The Mirror Prince is the story of Max Ravenhill. Max is a Professor in Toronto, with a rather ordinary and humdrum existence. His memory taken from him, he has no idea that he was, once, the Guardian Prince, the figure responsible for helping designate a ruler, a High Prince of the Land. He has no idea that the Basilisk Prince, denied the blessing of Max to be ruler, warred against him, won, and banished him on Earth with no memory of any of this. Hundreds of years have passed, with Max living life after life, watched over by wardens of his Exile. When things in Faerie seem to have reached a crisis point with the unjust rule of the Basilisk Prince, Max’s Exile must end prematurely, and his true nature and memories restored. But would that destroy Max in the process?
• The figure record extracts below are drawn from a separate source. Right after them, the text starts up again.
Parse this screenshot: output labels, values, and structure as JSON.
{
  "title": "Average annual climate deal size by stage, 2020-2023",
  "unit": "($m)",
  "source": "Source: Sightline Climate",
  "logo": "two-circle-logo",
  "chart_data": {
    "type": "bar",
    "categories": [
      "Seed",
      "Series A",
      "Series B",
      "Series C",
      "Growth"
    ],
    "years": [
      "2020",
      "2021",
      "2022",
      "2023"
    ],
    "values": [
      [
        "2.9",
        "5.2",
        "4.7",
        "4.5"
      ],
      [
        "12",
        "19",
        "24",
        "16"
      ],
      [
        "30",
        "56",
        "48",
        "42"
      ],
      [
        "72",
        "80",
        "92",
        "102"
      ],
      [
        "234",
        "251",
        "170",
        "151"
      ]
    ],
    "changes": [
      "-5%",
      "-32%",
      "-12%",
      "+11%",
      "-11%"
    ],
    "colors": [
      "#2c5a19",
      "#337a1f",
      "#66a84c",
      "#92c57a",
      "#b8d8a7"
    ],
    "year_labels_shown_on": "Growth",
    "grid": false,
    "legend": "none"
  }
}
While much of The Mirror Prince is composed of familiar elements in the broad sense of the word, from the plot to the Faerie versus Earth dichotomy, there was plenty here to keep me reading and enjoying it. Malan is a very good writer on the technical side, and even in her first novel, made the book a compulsive read without resorting to some of the oft-clumsy tricks and strategies first time novelists use to try and keep the pages turning. The writing is bright and clear, and the world of Faerie, where most of the action takes place, invoked well. Her philosophy is that the tales we have of Faerie, the stories from myth and folklore are at best an incomplete picture. To depict the entirety of Faerie as being the same as those tales would be akin to going to Sbarros would be all you need to know about Italian cuisine. She puts this on the page, producing a society and variety of Faerie far more complex than a Sidhe and Unseelie Court that many authors seem satisfied with.
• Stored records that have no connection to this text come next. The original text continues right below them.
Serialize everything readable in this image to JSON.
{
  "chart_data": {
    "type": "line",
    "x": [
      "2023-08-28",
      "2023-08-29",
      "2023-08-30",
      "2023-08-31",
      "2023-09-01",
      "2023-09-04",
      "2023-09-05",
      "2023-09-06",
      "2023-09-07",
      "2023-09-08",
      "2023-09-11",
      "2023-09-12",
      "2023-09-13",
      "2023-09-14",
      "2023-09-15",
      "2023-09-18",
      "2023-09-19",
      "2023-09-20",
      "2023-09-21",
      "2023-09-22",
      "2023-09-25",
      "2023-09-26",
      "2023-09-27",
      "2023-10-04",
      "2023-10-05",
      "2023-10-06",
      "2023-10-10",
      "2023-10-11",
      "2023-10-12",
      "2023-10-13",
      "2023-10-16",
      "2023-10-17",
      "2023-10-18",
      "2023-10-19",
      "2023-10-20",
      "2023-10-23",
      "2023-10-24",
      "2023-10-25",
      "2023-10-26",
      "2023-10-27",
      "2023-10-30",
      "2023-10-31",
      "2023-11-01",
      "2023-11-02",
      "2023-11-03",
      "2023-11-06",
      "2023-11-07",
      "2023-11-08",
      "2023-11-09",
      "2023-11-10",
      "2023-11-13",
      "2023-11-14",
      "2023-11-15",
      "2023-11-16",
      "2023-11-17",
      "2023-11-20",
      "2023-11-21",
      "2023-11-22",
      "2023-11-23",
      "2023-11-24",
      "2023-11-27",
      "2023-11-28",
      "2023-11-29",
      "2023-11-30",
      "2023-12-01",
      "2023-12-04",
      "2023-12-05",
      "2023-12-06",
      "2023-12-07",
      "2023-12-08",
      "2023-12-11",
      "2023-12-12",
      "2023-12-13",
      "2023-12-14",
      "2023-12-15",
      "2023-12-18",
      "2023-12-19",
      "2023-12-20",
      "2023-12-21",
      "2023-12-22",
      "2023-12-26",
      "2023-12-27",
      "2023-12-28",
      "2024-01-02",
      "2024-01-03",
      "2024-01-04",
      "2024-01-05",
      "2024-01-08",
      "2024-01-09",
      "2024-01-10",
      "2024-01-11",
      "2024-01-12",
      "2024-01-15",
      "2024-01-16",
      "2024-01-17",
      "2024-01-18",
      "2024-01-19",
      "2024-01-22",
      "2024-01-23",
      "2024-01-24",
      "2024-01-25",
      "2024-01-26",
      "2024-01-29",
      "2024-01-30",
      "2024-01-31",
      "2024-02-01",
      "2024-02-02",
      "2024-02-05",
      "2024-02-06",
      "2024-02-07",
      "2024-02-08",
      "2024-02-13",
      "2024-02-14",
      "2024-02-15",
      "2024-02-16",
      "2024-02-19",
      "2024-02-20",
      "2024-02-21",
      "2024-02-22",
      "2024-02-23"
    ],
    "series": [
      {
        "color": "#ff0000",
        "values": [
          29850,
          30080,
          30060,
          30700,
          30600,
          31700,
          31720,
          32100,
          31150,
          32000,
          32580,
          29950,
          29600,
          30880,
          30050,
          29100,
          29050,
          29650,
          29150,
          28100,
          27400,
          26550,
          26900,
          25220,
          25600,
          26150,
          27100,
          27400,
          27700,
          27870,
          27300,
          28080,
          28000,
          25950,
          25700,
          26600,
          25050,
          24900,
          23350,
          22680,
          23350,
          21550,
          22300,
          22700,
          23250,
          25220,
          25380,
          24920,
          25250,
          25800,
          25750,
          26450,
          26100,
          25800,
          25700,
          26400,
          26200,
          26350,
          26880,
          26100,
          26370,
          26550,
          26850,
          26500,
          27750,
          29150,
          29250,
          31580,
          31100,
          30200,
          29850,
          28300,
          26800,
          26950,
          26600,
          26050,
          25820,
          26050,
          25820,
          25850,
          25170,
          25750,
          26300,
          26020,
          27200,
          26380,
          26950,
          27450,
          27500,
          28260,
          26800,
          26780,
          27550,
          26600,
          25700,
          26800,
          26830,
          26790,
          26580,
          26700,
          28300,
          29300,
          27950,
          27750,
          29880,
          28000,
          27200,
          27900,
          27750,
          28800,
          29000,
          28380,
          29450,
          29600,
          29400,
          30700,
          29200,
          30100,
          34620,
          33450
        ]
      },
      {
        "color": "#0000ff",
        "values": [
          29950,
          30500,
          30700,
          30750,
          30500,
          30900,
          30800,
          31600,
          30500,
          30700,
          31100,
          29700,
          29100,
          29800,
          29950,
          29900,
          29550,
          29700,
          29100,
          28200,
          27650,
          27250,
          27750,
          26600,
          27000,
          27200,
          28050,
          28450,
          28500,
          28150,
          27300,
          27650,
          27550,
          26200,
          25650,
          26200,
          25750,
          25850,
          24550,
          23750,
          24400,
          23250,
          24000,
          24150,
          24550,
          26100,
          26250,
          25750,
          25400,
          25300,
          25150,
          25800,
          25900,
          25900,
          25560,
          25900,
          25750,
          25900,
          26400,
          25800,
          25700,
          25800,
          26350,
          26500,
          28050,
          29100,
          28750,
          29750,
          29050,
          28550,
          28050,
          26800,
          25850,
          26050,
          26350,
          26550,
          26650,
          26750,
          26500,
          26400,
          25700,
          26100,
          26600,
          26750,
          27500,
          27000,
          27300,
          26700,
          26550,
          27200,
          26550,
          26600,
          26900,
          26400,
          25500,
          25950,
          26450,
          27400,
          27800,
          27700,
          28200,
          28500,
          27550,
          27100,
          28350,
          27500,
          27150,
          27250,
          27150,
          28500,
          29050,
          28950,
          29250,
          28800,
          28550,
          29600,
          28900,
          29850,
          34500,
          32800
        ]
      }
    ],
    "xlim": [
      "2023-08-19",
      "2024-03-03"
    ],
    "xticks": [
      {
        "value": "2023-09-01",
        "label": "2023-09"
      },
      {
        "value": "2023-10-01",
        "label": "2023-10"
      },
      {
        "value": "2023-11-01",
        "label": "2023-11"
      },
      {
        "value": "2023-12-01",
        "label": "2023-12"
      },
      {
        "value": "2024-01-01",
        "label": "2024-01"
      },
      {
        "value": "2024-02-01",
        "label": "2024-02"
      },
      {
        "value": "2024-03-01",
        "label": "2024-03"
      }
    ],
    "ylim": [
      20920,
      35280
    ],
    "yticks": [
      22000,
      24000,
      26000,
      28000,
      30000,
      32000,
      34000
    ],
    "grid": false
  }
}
The characters, from Max and the Basilisk Prince on down, are an interesting and engaging lot, with complexity to the lot of them. The inner struggles of Max are reflected, reverberate and also appear in other characters,as conflicting desires, nature and goals. Max and the Basilisk Prince are the two poles that characters find themselves drawn and repulsed from, and plenty of neutrals in the middle for good measure, and none are easily sorted into columns and sides on the chessboard. Even the antagonist of the tale, the Basilisk Prince, shows some well-appreciated complexity, rather than being a straight black hat. (although he does engage in some heinous acts).
What didn’t work for me quite as well? I think Max needed a little more foregrounding in his life and role in Toronto, in the Shadowlands of Earth before we see him arrive in Faerie. A little more of that foregrounding would make some of the character shifts and changes somewhat clearer. In addition, the motivations and actions of one of the minor characters, even after the fact, seem a little murky.
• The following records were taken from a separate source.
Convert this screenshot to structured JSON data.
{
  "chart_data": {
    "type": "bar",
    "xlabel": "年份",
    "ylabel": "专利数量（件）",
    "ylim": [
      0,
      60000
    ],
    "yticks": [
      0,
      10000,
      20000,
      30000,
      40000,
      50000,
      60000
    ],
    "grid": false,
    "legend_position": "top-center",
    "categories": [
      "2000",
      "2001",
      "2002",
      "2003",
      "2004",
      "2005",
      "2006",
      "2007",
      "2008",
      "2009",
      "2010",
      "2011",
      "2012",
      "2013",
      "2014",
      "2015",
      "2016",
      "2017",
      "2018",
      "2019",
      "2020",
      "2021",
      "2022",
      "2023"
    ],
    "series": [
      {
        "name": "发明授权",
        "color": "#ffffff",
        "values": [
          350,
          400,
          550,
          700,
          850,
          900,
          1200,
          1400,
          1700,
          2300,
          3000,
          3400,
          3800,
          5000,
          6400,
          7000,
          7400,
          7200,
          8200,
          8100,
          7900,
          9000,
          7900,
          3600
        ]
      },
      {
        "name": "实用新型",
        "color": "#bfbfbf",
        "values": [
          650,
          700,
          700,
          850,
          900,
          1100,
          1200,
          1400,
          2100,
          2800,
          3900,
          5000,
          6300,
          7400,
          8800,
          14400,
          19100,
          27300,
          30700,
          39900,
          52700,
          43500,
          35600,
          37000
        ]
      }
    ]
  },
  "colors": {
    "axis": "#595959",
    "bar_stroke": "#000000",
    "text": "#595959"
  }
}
One other thing, and perhaps the biggest, is that, although the book is a straight shot into Faerie, and is not particularly treading new ground, there is plenty in Malan’s Faerie world that are only hinted at, and I wanted to know more about.
While things like magical weapons and armor (gra’if) are detailed and their nature are essential to the plot and are well developed, other things get much shorter shrift, such as the nature of the various peoples in Faerie. It’s clear, like an iceberg, there is a lot of hidden depth and detail we are only hinted at, and not shown, and I think its a strength that the author could have leveraged more, even if only in something like an appendix.
To give one other example, every one of the non-Naturals Faerie we meet has some sort of heraldic beast that, in naming themselves, they say guides them. There seems to be a variety of them. How many of them are there? Is this something chosen or is it quasi-astrological? What really in the end does having a particular guidebeast *mean*? Inquiring Readers want to know!
In any event, The Mirror Prince is not particularly innovative (and as I said above, could have used some more delineation of the innovation we see), but it is well written, entertaining, and, happily, the author has, years after this one, written a work set in the same universe, The Shadowlands. I am more than inclined to continue the story of the People, the Lands and the Shadowlands. It will be interesting for me, as a reader, to see how the author, years after writing this, returns to this world and its characters.